The ESPN college football sideline reporter and wife of Vikings QB Christian Ponder has taken to her agent's website, prothirtyone.com, to whine about you meanies on Twitter. You're making her mom cry and her sister want to hurt someone.

"I remember life before Twitter. I know, it's only been a few years but sometimes it feels like a different lifetime. I was a pretty confident kid. Somehow, I avoided the desperately insecure years that many of my peers experienced in High School. [sic] While the common school of thought was that 'fitting in' was what made a kid confident, being different was the key to my self-esteem. What's so different about a white, blue-eyed, blonde-haired girl growing up in a middle-class american [sic] family? When surrounded by friends with dark skin and dark hair growing up in government housing, a lot."

For example, she didn't care about clothes. The biggest problem with her hair was friends marveling at how long it grew. Because she was athletic she could eat the same unhealthy lunch every day. And "The Phoenix sun kept my skin tan. Whenever it appeared that my confidence was affected by something trivial, my dad would say something like this: 'Sam, if you're gonna live your life trying to be the prettiest, smartest or most athletic, you will never feel like enough. There will always be somebody else you think is better. If your confidence is based on something subjective, you will never be truly confident.'"

Ponder then goes on to sound very insecure, in this well-written piece that does make a few salient points.

After her first foray into Twitter, she wrote, "I checked my phone to see what people were asking.

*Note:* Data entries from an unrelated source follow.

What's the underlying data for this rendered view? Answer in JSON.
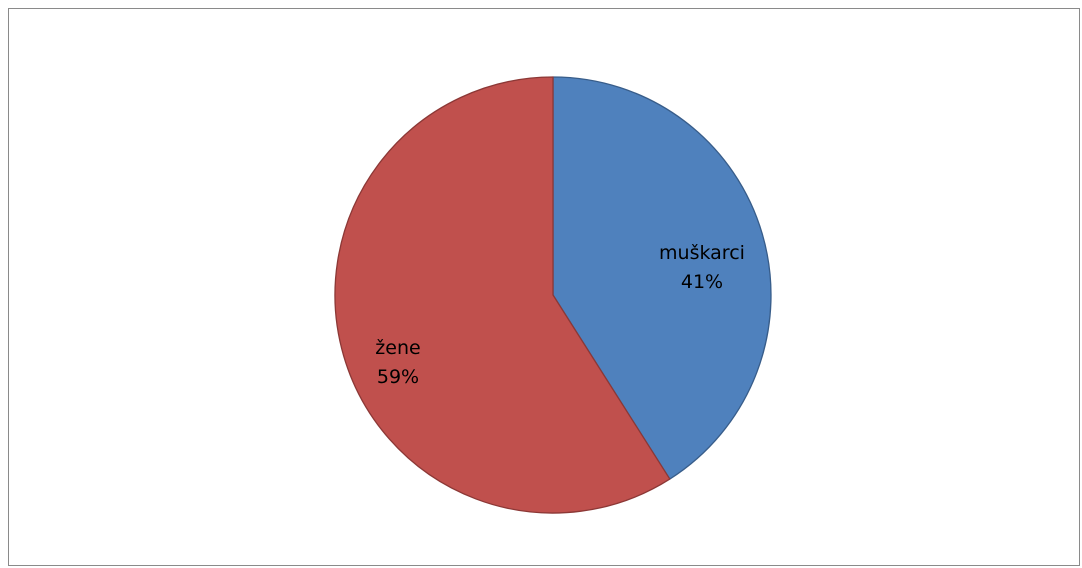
{
  "chart_data": {
    "type": "pie",
    "title": "",
    "slices": [
      {
        "label": "muškarci",
        "value": 41,
        "value_label": "41%",
        "color": "#4f81bd",
        "stroke": "#385d8a"
      },
      {
        "label": "žene",
        "value": 59,
        "value_label": "59%",
        "color": "#c0504d",
        "stroke": "#8c3836"
      }
    ],
    "start_angle": "12 o'clock",
    "direction": "clockwise",
    "legend": "none",
    "data_labels": "inside"
  }
}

"'Your scarf is hideous.' 'What's wrong with your eyebrows.' 'You'd be a 10 if you got a boob job.'

"'You're the worst sideline reporter in history.'

"Wait, what? First of all, I didn't ask," she wrote. "Second, I have weird eyebrows? Third, since when is a 50+-year-old stranger telling a young woman that she should get surgery to visually please him not incredibly creepy and perverted?"

Excellent point.

"It doesn't matter how many positive things are said, the constant reminders of what's wrong with me … you know, the things God missed, forgot about, or didn't like me enough to include, are what continue to linger," she wrote insecurely before vacillating into deeper thoughts. "Here's the lie: that our worth as humans is dependent on what any other human says, does or thinks."

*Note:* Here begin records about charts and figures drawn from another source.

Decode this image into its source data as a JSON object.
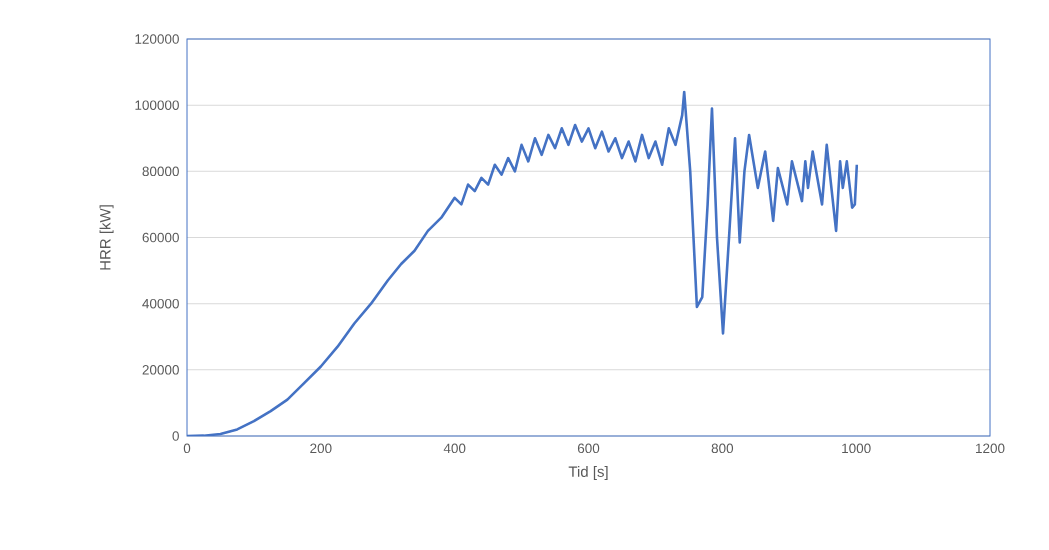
{
  "chart_data": {
    "type": "line",
    "xlabel": "Tid [s]",
    "ylabel": "HRR [kW]",
    "series": [
      {
        "color": "#4472c4",
        "x": [
          0,
          25,
          50,
          75,
          100,
          125,
          150,
          175,
          200,
          225,
          250,
          275,
          300,
          320,
          340,
          360,
          380,
          400,
          410,
          420,
          430,
          440,
          450,
          460,
          470,
          480,
          490,
          500,
          510,
          520,
          530,
          540,
          550,
          560,
          570,
          580,
          590,
          600,
          610,
          620,
          630,
          640,
          650,
          660,
          670,
          680,
          690,
          700,
          710,
          720,
          730,
          740,
          743,
          752,
          762,
          770,
          778,
          784.5,
          792,
          801,
          810,
          819,
          826,
          833,
          840,
          853,
          864,
          876,
          883,
          897,
          904,
          919,
          924,
          928,
          935,
          949,
          956,
          970,
          976,
          980,
          986,
          994,
          998,
          1001
        ],
        "values": [
          0,
          100,
          600,
          2000,
          4500,
          7500,
          11000,
          16000,
          21000,
          27000,
          34000,
          40000,
          47000,
          52000,
          56000,
          62000,
          66000,
          72000,
          70000,
          76000,
          74000,
          78000,
          76000,
          82000,
          79000,
          84000,
          80000,
          88000,
          83000,
          90000,
          85000,
          91000,
          87000,
          93000,
          88000,
          94000,
          89000,
          93000,
          87000,
          92000,
          86000,
          90000,
          84000,
          89000,
          83000,
          91000,
          84000,
          89000,
          82000,
          93000,
          88000,
          97000,
          104000,
          80000,
          39000,
          42000,
          70000,
          99000,
          60000,
          31000,
          60000,
          90000,
          58500,
          80000,
          91000,
          75000,
          86000,
          65000,
          81000,
          70000,
          83000,
          71000,
          83000,
          75000,
          86000,
          70000,
          88000,
          62000,
          83000,
          75000,
          83000,
          69000,
          70000,
          82000
        ]
      }
    ],
    "xlim": [
      0,
      1200
    ],
    "xticks": [
      0,
      200,
      400,
      600,
      800,
      1000,
      1200
    ],
    "ylim": [
      0,
      120000
    ],
    "yticks": [
      0,
      20000,
      40000,
      60000,
      80000,
      100000,
      120000
    ],
    "grid": "y",
    "legend": false,
    "marker": "none",
    "line_style": "solid"
  }
}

I should send Sam some of my e-mails to toughen her up for Twitter. When you're born with a natural tan that prompts some people to openly and covertly express hate, you learn not to care about the opinions of strangers. Strangers. Ponder seems not to know that's who most of the people on Twitter are.

I saw Sam Ponder up close when she came over to introduce herself. Didn't notice her eyebrows (which look lush and wonderful now that they've been called to my attention). Did observe that she's angel gorgeous and whip smart with a biting vocabulary.

She didn't seem ridiculous. This glaringly disingenuous screed is laughable, however, for not mentioning the fact that Sam's traded on her looks.

"For reasons I still don't fully understand, I was able to experience relative career success at a very early age," she ruminated.

Honey, if you looked like Phyllis Diller, you wouldn't have. You also probably wouldn't have caught the eye of an NFL QB. Most of the men you cover are eager to talk to you because you are extraordinarily beautiful. They'll never notice what may well have been a hideous scarf choice.

If Sam Ponder had confidence and a sense of well-being before Twitter, maybe she should tweet and not read what others write until she becomes less thin-skinned.

And by all means, stop listening to Keri Hilson's "Pretty Girl Rock" while navel-gazing about a side of social media that's not changing.